«Неужели он во все это верит? Или постоянно убеждает самого себя?»
— Успокойтесь, Валентин Викентьевич. Я знаю, как относились к христианам в Риме.
— Рим нес цивилизацию, а христиане догму. Догма побеждает, потому что человек слишком слаб, чтобы вынести бремя свободы. И меня раздавила догма. Мою жизнь, но не мои принципы. Я не взял эти ценности, потому что всегда предпочитал деньги заработанные деньгам украденным. Вы прекрасно знаете, я никогда не был аскетом. Мне ближе эллинское восприятие мира, язычество. Если хотите, я эпикуреец, но не современный наживала, я всегда довольствовался тем, что имел. И сейчас меня не тяготит бедность…

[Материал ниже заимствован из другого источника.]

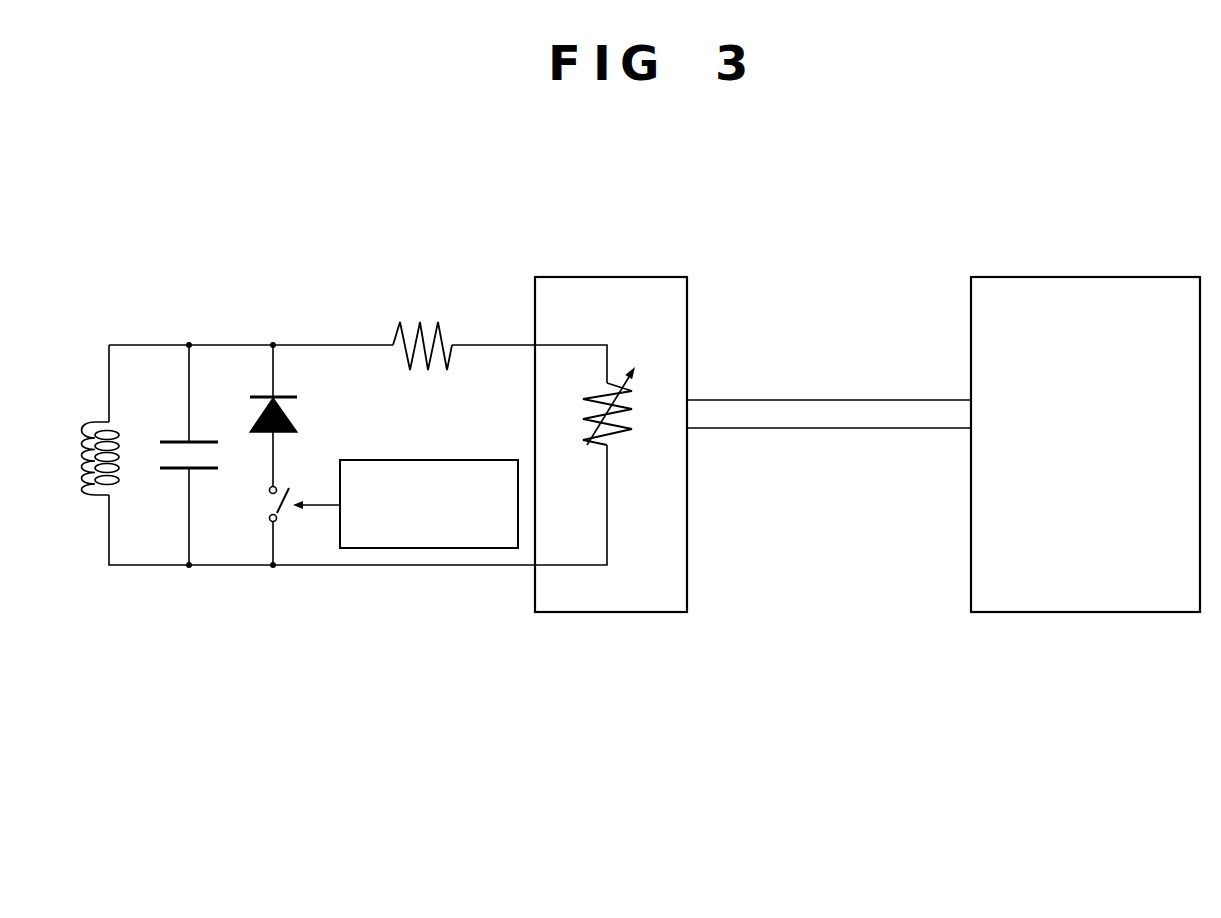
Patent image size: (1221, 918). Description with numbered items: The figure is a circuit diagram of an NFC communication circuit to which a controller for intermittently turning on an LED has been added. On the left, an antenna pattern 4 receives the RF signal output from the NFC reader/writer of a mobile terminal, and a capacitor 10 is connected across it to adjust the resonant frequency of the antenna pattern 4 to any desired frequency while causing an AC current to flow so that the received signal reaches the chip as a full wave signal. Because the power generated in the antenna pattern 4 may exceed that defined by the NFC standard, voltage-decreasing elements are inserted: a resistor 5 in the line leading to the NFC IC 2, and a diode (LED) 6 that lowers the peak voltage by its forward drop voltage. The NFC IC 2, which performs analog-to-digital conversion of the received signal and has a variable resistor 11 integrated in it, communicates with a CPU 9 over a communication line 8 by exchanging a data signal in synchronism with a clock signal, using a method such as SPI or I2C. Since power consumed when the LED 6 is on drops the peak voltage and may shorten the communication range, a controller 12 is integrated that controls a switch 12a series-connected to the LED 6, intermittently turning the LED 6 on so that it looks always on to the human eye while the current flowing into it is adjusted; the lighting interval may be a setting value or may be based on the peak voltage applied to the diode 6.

The NFC IC 2 is at (667, 277).
The antenna pattern 4 is at (98, 421).
The resistor 5 is at (428, 320).
The diode (LED) 6 is at (290, 403).
The communication line 8 is at (889, 400).
The CPU 9 is at (1146, 277).
The capacitor 10 is at (202, 438).
The variable resistor 11 is at (633, 418).
The controller 12 is at (473, 460).
The switch 12a is at (266, 504).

— Не слишком ли далеко мы удалились от современности, Валентин Викентьевич?
— Неужели современность вам не осточертела? Ведь она имеет постоянную тенденцию ухудшаться. Даже в криминальном мире. Вспомните хотя бы наш поединок. Это была борьба достойных противников, а сейчас? Мне страшно подумать, что вы можете заниматься фальшивыми талонами на стиральный порошок! Кстати, как насчет мыльных пузырей? Их еще не распространяют по карточкам среди несовершеннолетних граждан? Нет-нет, не убеждайте меня, что история движется по восходящей. Сколько бы ни ругали Сталина или Гитлера, они были хороши хотя бы тем, что при них стоило бороться. Люди отдавали жизни. И за, и против. А кто отдал жизнь за Брежнева? Болото, болото, Игорь Николаевич! Один фарс разоблачений чего стоит! Кого разоблачаем? Только себя! Но я, Игорь, выше такой современности. Подобно Канту, я поражаюсь мирозданию и человеку. Кстати, кто направил вас в мой замок?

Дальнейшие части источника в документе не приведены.